11. It is settled principle under law that normally unless the finding of acquittal is totally perverse and wholly unreasonable, the appellate court should not interfere in the finding of acquittal simply on the ground that other views is also possible from the same set of evidence.

12. In a case of State of Goa vs. Sanjay Thakran and Anr. (2007) 2 SCC (Cri) 162 the Hon. Supreme Court has held that: "While exercising the powers in an appeal against the order of acquittal the court of appeal would not ordinarily interfere with the order of acquittal unless the approach of the lower court is vitiated by some manifest illegality and the conclusion arrived at would not be arrived at by any reasonable person and, therefore, the decision is to be characterized as perverse. Merely because two views are possible, the court of appeal would not take the view, which would upset the judgment delivered by the court below.
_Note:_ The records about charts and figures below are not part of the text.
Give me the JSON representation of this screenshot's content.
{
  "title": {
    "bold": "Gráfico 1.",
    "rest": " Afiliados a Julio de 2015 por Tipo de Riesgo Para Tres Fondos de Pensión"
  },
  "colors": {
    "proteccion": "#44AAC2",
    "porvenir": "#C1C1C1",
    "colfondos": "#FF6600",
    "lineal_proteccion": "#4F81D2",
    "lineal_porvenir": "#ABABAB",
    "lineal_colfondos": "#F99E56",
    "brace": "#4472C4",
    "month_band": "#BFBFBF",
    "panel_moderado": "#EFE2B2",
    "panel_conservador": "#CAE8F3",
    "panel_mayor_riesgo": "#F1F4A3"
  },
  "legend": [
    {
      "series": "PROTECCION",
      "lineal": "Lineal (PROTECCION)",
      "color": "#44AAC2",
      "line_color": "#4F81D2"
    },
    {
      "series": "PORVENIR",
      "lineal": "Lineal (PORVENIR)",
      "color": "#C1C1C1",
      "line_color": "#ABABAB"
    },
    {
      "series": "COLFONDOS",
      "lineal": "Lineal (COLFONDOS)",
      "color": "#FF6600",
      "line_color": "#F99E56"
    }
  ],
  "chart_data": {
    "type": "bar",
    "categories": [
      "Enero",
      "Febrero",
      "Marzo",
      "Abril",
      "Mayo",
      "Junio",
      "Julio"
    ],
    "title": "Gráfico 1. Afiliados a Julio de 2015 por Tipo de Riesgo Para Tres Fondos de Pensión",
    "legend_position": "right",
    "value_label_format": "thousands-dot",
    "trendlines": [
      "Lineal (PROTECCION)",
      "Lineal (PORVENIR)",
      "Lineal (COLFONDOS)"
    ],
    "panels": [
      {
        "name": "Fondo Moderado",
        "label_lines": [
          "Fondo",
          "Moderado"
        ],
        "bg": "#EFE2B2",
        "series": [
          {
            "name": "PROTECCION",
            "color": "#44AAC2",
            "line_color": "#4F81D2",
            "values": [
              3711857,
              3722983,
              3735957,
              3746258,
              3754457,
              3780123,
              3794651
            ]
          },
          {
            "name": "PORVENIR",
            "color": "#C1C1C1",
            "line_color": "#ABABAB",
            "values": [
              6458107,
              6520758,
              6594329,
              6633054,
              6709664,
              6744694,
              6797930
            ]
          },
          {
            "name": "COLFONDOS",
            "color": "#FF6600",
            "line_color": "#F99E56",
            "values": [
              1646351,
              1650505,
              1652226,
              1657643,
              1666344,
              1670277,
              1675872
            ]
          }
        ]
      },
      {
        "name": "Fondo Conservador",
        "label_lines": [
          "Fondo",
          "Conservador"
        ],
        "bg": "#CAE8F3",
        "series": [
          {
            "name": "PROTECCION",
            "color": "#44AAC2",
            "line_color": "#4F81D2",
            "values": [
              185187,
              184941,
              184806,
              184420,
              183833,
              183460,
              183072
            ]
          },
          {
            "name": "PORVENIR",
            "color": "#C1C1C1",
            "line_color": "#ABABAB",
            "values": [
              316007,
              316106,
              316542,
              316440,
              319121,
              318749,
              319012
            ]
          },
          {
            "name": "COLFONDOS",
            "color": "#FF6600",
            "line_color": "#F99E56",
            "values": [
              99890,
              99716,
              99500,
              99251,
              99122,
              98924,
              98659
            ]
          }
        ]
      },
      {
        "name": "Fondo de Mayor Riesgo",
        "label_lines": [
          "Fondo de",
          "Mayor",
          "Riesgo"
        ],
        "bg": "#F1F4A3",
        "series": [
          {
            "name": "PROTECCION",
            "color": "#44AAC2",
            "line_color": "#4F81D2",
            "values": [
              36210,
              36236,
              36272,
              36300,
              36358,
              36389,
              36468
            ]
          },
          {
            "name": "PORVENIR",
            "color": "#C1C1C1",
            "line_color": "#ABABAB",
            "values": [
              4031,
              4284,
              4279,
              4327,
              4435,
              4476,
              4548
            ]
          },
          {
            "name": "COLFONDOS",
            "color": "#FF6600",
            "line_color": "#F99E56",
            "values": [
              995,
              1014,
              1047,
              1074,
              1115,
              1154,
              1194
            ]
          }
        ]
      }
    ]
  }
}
However, the appellate court has a power to review the evidence if it is of the view that the view arrived at by the court below is perverse and the court has committed a manifest error of law and ignored the material evidence on record. A duty is cast upon the appellate court, in such circumstances, to re appreciate the evidence to arrive at a just decision on the basis of material placed on record to find out whether any of the accused is connected with commission of the crime he is charged with."

13. In a case of Peerappaand Ors. v. State of Karnataka (2006) 1 SCC (Cri) 586, their Lordships recalled the observations made by His Lordship of the Supreme Court, in a case of Kashiram v. State of M.P. (2002) 1 SCC 71, as observed, thus: "Though the High Court while hearing an appeal against an acquittal has powers as wide and comprehensive as in an appeal against a conviction and while exercising its appellate jurisdiction the High Court can reappraise the evidence, arrive at findings at variance with those recorded by the trial court in its order of acquittal and arrive at its own

findings, yet, the salutary principle which would guide the High Court is -if two views are reasonable possible, one supporting the acquittal and the other recording a conviction, the High Court would not interfere merely because it feels that sitting as a trial court its view would have been one of recording a conviction. It follows as a necessary corollary that it is obligatory on the High Court while reversing an order of acquittal to consider and discuss each of the reasons given by the trial court to acquit the accused and then to dislodge those reasons. Failure to discharge this obligation constitutes a serious infirmity in the judgment of the High Court. That obligation has not been discharged by the High Court in the instant case. On the reasons given by the trial court while appreciating the evidence have not been dealt with by the High Court."

16. Now, so far as the present appeal against the judgment of acquittal is concerned, it is settled law that High Court would not ordinarily interfere with the order of acquittal unless the approach of the lower appellate Court is vitiated by some manifest illegality. Merely because two views are possible, the High Court would not disturb the finding of acquittal recorded by the lower appellate Court as held in the decision of State of M.P. Vs. Ramcharan and others, 1985 MPLJ 714.

17. Taking this view of the matter, no interference is called for in the judgment of acquittal dated 27.10.2006 passed by the lower appellate Court. Accordingly, the appeal preferred by the State is accordingly dismissed.

18. The respondents are on bail. Their bail bonds shall stand discharged.